A new operator giving integrals and derivatives operators for any order at the same time

TL;DR

The paper introduces a novel operator that simultaneously generalizes integral and derivative operators for any order, encompassing classical, fractional, and complex orders, and applies to causal functions.

Contribution

A new unified operator, called the Raoelinian operator, that generalizes integral and derivative operators for any real or complex order, including fractional cases.

Findings

Recovers classical integral and derivative operators as special cases.

Provides relations for e and π order integrals and derivatives.

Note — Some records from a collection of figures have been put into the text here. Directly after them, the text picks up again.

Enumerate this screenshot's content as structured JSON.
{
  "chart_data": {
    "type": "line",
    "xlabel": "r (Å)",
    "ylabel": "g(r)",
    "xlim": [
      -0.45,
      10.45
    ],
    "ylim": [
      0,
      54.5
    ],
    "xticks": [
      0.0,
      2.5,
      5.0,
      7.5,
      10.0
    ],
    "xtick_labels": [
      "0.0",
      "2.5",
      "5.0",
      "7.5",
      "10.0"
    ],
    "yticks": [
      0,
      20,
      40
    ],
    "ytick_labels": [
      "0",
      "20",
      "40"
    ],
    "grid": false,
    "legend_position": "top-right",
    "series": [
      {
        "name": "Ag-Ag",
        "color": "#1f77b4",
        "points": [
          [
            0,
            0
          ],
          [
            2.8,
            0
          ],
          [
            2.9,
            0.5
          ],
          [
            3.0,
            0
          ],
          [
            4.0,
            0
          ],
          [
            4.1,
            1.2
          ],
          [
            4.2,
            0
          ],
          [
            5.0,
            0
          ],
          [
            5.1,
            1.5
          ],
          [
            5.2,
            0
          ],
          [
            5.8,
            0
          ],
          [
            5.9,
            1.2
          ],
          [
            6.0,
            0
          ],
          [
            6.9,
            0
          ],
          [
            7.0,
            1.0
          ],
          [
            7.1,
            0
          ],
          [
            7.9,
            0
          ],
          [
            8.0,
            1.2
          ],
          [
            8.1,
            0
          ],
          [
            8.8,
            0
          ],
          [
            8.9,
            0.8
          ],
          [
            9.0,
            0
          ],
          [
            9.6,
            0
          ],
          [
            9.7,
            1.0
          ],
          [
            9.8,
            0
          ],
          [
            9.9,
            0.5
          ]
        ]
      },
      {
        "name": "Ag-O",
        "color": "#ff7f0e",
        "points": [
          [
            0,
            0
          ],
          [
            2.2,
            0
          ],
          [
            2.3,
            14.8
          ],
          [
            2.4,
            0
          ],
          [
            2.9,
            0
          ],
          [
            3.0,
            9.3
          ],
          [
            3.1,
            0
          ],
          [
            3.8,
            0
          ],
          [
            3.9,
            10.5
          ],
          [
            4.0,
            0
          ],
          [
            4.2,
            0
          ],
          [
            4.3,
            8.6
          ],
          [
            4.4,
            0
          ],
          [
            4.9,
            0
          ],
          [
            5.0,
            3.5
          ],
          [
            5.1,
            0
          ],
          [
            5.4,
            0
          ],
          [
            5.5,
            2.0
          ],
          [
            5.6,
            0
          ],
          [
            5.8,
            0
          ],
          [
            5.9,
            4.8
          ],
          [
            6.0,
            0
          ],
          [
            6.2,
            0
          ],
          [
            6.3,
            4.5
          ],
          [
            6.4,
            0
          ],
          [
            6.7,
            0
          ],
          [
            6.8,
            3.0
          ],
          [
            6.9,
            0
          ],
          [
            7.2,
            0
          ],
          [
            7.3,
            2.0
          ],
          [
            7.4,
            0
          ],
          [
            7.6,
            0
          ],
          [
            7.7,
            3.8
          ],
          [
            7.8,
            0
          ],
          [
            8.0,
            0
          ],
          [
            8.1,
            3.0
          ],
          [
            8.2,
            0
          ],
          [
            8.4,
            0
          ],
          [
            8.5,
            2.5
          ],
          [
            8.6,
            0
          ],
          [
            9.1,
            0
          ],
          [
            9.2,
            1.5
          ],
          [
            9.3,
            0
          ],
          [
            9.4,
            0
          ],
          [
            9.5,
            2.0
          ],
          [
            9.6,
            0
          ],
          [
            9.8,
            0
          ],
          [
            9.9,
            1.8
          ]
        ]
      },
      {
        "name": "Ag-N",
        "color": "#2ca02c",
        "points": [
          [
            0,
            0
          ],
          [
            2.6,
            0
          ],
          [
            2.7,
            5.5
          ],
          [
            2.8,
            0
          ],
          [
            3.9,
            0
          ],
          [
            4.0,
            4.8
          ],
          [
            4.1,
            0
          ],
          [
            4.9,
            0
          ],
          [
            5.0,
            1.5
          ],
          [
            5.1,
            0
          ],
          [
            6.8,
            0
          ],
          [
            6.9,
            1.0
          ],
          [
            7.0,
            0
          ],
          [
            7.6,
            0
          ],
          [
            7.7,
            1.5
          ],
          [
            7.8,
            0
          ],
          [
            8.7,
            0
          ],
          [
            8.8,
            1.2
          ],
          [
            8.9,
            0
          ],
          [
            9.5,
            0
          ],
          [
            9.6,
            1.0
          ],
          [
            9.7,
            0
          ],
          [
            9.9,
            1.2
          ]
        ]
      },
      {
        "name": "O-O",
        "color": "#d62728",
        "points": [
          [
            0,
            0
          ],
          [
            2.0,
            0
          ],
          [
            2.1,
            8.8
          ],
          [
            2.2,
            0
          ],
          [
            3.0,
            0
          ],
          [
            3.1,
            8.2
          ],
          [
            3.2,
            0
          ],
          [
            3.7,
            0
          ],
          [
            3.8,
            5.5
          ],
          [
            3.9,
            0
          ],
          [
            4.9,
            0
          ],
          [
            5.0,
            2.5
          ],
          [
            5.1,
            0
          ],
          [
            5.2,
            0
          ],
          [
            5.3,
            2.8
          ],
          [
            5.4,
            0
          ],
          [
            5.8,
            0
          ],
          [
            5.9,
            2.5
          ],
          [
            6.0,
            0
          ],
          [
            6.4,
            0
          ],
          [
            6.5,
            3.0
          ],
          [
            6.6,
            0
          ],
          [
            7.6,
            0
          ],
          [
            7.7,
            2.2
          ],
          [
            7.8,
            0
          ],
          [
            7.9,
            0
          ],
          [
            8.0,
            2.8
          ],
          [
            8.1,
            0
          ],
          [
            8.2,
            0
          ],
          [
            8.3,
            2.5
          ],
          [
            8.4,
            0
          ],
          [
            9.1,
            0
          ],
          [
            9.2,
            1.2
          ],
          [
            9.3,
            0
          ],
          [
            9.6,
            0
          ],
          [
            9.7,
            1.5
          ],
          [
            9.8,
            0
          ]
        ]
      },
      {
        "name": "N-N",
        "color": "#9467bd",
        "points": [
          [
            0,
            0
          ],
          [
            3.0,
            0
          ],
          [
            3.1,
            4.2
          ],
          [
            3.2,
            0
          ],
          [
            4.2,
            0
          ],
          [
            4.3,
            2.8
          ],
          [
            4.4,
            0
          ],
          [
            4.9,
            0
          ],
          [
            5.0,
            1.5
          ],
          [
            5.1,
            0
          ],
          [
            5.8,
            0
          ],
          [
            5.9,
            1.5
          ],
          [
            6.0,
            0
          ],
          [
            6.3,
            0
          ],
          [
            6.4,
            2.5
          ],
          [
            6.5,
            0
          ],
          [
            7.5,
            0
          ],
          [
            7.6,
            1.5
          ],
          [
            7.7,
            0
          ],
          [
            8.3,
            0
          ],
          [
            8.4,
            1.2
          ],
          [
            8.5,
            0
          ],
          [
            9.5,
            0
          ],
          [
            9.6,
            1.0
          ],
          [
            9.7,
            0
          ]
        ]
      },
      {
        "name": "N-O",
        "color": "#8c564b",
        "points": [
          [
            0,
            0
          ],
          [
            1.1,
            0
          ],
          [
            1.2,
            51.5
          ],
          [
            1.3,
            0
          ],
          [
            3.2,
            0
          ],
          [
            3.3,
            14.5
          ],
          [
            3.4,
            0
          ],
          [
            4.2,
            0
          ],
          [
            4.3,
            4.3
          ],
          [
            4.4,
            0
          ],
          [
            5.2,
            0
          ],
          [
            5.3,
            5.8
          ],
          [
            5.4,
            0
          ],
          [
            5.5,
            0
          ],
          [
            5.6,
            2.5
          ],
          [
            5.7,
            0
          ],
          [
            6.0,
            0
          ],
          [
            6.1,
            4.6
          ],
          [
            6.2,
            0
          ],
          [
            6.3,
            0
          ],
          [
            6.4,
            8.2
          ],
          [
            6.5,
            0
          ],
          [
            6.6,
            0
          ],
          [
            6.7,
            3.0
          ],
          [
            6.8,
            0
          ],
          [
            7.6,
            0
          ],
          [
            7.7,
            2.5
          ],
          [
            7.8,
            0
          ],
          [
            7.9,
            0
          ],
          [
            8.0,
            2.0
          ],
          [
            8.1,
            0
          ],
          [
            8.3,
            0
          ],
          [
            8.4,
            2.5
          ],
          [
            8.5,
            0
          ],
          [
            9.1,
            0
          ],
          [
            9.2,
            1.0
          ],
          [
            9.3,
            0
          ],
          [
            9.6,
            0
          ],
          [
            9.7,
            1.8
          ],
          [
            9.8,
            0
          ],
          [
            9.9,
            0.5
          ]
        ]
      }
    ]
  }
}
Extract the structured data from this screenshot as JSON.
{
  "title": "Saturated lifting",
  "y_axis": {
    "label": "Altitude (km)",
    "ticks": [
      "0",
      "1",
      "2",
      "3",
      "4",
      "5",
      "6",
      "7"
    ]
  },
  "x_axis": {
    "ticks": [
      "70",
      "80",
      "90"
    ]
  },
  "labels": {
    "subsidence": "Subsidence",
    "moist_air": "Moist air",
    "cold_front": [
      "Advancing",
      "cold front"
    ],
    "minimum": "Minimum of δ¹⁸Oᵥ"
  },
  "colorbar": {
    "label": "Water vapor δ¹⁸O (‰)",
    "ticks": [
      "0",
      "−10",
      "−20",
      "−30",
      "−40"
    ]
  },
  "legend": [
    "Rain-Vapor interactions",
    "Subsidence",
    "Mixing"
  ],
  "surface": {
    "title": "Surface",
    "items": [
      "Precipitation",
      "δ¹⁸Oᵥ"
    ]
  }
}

Applicable to monomials and potentially to anticausal functions.

Abstract

Let E be the set of integrable and derivable causal functions of x defined on the real interval I from a to infinity, a being real, such f(a) is equal to zero for x lower than or equal to a. We give the expression of one operator that yields the integral operator and derivative operators of the function f at any s-order. For s positive integer real number, we obtain the ordinary s-iterated integral of f. For s negative integer real number we obtain the |s|-order ordinary derivatives of f. Any s positive real or positive real part of s complex number corresponds to s-integral operator of f. Any s negative real number or negative real part of s complex number corresponds to |s|-order derivative operator of f. The results are applied for f being a monom. And remarkable relations concerning the e and {\pi} order integrals and e and {\pi} order derivatives are given, for e and {\pi} transcendental numbers. Similar results may also be obtained for anticausal functions. For particular values of a and s, the operator gives exactly Liouville fractional integral, Riemann fractional integral, Caputo fractional derivative, Liouville-Caputo fractional derivative. Finally, the new operator is neither integral nor derivative operator. It is integral and derivative operators at the same time. It deserves of being named:raoelinian operator is proposed.